Matsuzawa and Naruki :The aim of our research is to study the geometry of surfaces and its moduli from the point of view of Lie group, root systems and Weyl group. We constructed the universal family of marked cubic surfaces from the maximal torus of adjoint group of simple Lie group of type E6. Also we gave defining equation of a cubic surface in terms of root systems. Furthermore we constructed a smooth compactification of the universal family of marked cubic surfaces and gave a Weyl group equivariant mapping to Naruki's compactification of the moduli space of marked cubic surfaces. These constructions enable us to study the geometry of cubic surfaces from the point of view of root systems and Weyl groups. The family of cubic surfaces can be regarded as the configuration space of seven points of projective plane or mojuli space of algebrac curve of genus 3. We found interesting relationship among the geometry of cubic surface, that of algebraic curve of genus 2 and the structure of root system and Weyl groups of type E7, E6, D4.Ishii :He generalized the Mckay correspondence for simple singularities to general quotient surface singularities via Hilbert scheme of G-orbits. He studied the case for 3-dimensional quotient singularities when the group is abelian and gave a local coordinates of a crepant resolution of the singularity as the representation moduli of the McKay quiver. He also gave explicit description of the groups of self-equivalences of derived category on the minimal resolutions.

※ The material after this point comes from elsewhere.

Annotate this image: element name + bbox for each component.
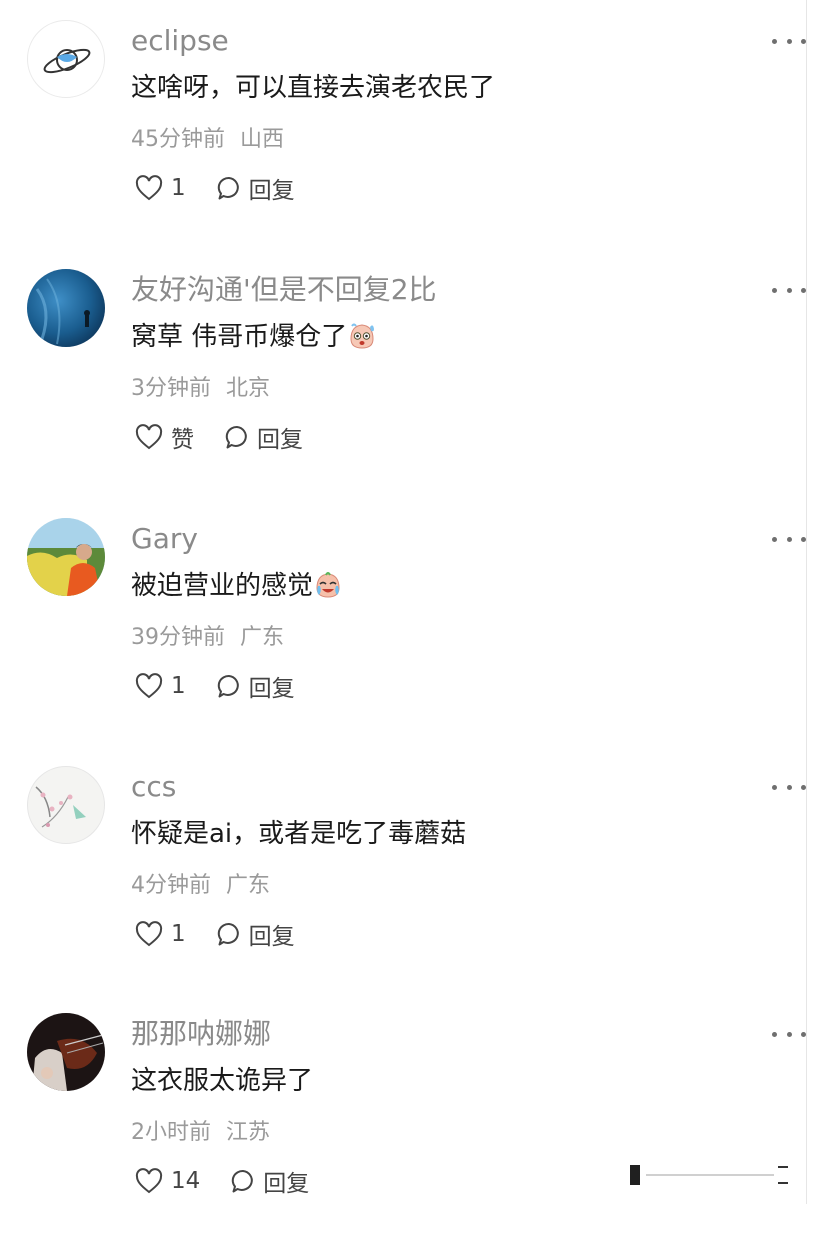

松沙和Naruki：我们研究的目的是从Lie Group，Root Systems和Weyl组的角度研究表面及其模量的几何形状。我们从E6型简单谎言组的伴随组的最大圆环中构建了普遍的明显立方体表面家族。同样，我们从根系中给出了立方表面的定义方程。此外，我们对标记的立方表面的通用家族构建了平滑的压实，并为Naruki对标记立方表面的模量空间的压缩提供了韦伊尔集团的映射。这些结构使我们能够从根系和Weyl群的角度研究立方体表面的几何形状。立方体表面的家族可以被视为3属的五个射击平面或莫胡里的配置空间。我们发现了立方表面的几何形状之间的有趣关系，即属2的代数曲线的几何形状，以及通过e7，d4.ishi of d4.ishi of Surforiation of System of Surforiation of d4.ishi of e6，d4.iship of the General of Mckay的结构。希尔伯特G-Orbits计划。当该小组是阿贝利安（Abelian）时，他研究了三维商奇异性的案例，并给出了当地的坐标，以奇异性的奇异性分辨率为麦凯Quiver的代表模式。他还对最小决议的派生类别的自我等量组进行了明确描述。